Les salariés de Terrebonne Ford, syndiqués avec le Syndicat National des Employés de Garage du Québec (SNEGQ) ont signé, avec un appui de 90 %, leur première convention collective. La crise sanitaire que vit le Québec a dû pousser le syndicat à faire preuve de débrouillardise. L’assemblée générale a eu lieu sur une plateforme de visioconférence et le vote a pu se faire par scrutin secret comme l’exige le Code du Travail.

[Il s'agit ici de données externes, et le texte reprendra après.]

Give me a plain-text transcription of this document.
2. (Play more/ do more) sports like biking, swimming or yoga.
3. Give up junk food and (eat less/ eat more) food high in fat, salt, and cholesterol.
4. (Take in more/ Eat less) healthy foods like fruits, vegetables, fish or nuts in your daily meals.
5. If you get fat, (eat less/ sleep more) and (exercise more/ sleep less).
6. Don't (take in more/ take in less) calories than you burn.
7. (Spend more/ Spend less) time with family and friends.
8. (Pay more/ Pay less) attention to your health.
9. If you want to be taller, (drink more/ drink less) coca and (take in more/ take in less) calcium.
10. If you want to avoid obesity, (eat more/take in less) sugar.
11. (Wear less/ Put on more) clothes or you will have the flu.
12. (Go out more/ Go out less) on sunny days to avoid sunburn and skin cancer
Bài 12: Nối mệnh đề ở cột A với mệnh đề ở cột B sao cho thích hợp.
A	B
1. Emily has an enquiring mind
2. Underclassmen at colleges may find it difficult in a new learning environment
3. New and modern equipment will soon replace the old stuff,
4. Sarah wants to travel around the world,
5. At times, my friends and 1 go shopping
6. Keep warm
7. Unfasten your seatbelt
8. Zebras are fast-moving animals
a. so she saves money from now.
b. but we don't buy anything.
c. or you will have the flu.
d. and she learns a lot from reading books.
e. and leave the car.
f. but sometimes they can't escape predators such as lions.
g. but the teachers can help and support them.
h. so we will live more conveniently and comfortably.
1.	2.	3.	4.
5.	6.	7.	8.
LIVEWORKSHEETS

« Nous sommes très contents d’avoir pu finaliser ce dossier malgré la crise de la Covid, exprime le conseiller syndical Gilles Purd’homme. Les salariés ont grandement amélioré leurs conditions de travail ».

De meilleures conditions de travail

Les effets de la syndicalisation se font déjà sentir. « On est par exemple allé chercher la semaine de travail de 4 jours en plus d’augmentations salariales substantielles, comme il s’agit d’une première convention », d’ajouter M. Prud’homme. En plus d’obtenir de meilleures conditions, les membres du SNEGQ ont accès à un régime de retraite à prestations déterminées géré par le syndicat, un type de régime très avantageux pour les salariés et que nous trouvons de moins en moins dans le secteur privé, à moins de se réunir en grand groupe de salariés.

La CSD dans Lanaudière

La CSD a le vent dans les voiles dans la région de Lanaudière. Dans la dernière année, c’est 4 nouveaux concessionnaires de la région de Lanaudière qui ont joint les rangs du SNEGQ. « Les gens se parlent beaucoup dans la région, quand on arrive à syndiquer un garage, on améliore leurs conditions de travail et ça fait comprendre aux autres qu’ils peuvent au aussi améliorer leurs conditions en se joignant au mouvement », conclut M. Prud’homme.